Penerapan angkutan udara perintis ini tertuang dalam Peraturan Menteri Perhubungan No. 79 Tahun 2017. Dalam aturan tersebut, angkutan udara perintis merupakan kegiatan angkutan udara niaga dalam negeri yang melayani jaringan dan rute penerbangan untuk menghubungkan daerah terpencil dan tertinggal atau daerah yang belum terlayani oleh moda transportasi lain dan secara komersial belum menguntungkan.

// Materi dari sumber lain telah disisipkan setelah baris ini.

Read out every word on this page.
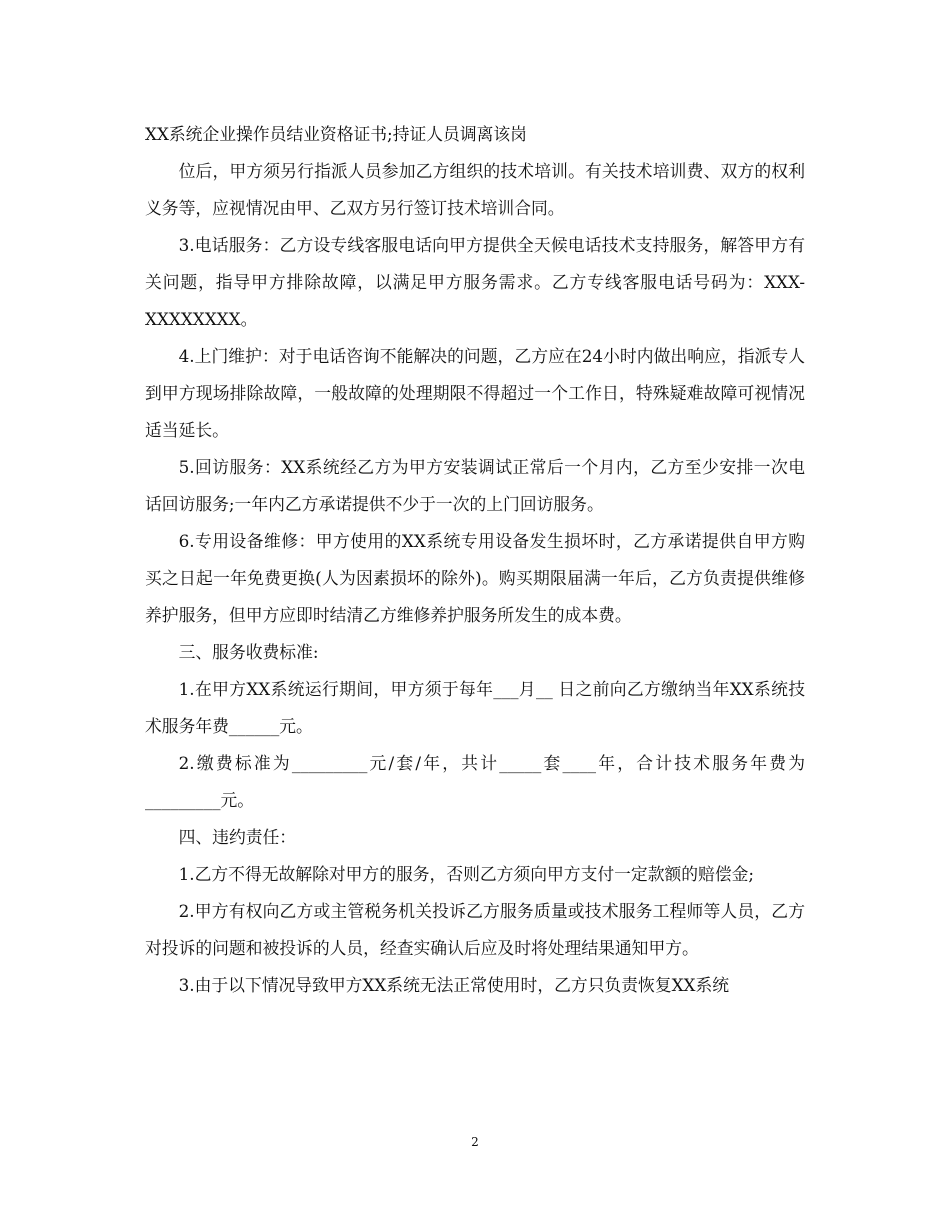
XX系统企业操作员结业资格证书;持证人员调离该岗

位后，甲方须另行指派人员参加乙方组织的技术培训。有关技术培训费、双方的权利义务等，应视情况由甲、乙双方另行签订技术培训合同。

3.电话服务：乙方设专线客服电话向甲方提供全天候电话技术支持服务，解答甲方有关问题，指导甲方排除故障，以满足甲方服务需求。乙方专线客服电话号码为：XXX-XXXXXXXX。

4.上门维护：对于电话咨询不能解决的问题，乙方应在24小时内做出响应，指派专人到甲方现场排除故障，一般故障的处理期限不得超过一个工作日，特殊疑难故障可视情况适当延长。

5.回访服务：XX系统经乙方为甲方安装调试正常后一个月内，乙方至少安排一次电话回访服务;一年内乙方承诺提供不少于一次的上门回访服务。

6.专用设备维修：甲方使用的XX系统专用设备发生损坏时，乙方承诺提供自甲方购买之日起一年免费更换(人为因素损坏的除外)。购买期限届满一年后，乙方负责提供维修养护服务，但甲方应即时结清乙方维修养护服务所发生的成本费。

三、服务收费标准:

1.在甲方XX系统运行期间，甲方须于每年___月__ 日之前向乙方缴纳当年XX系统技术服务年费______元。

2.缴费标准为_________元/套/年，共计_____套____年，合计技术服务年费为_________元。

四、违约责任：

1.乙方不得无故解除对甲方的服务，否则乙方须向甲方支付一定款额的赔偿金;

2.甲方有权向乙方或主管税务机关投诉乙方服务质量或技术服务工程师等人员，乙方对投诉的问题和被投诉的人员，经查实确认后应及时将处理结果通知甲方。

3.由于以下情况导致甲方XX系统无法正常使用时，乙方只负责恢复XX系统

2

Dalam paparannya, Maria mengutarakan bahwa penandatanganan kontrak ini dilakukan secara bertahap. Awalnya, penandatanganan dan penyerahan kontrak dilakukan pada Desember 2019 lalu yang melibatkan beberapa korwil. Korwil yang menandatangi kontrak pada Desember 2019 itu adalah Nabire, Sumenep, dan Timika. Sedangkan satu korwil lain melakukan tanda tangan kontrak pada 3-6 Januari 2020, yakni Wamena.

Penandatangan kontrak ini masih akan terus dilakukan hingga pertengahan Januari 2020. Maria mengatakan, ada empat korwil yang akan melakukan penandatangan pada 10-16 Januari. Korwil itu yakni Masamba, Sinabang, Eleim, dan Mangaipu.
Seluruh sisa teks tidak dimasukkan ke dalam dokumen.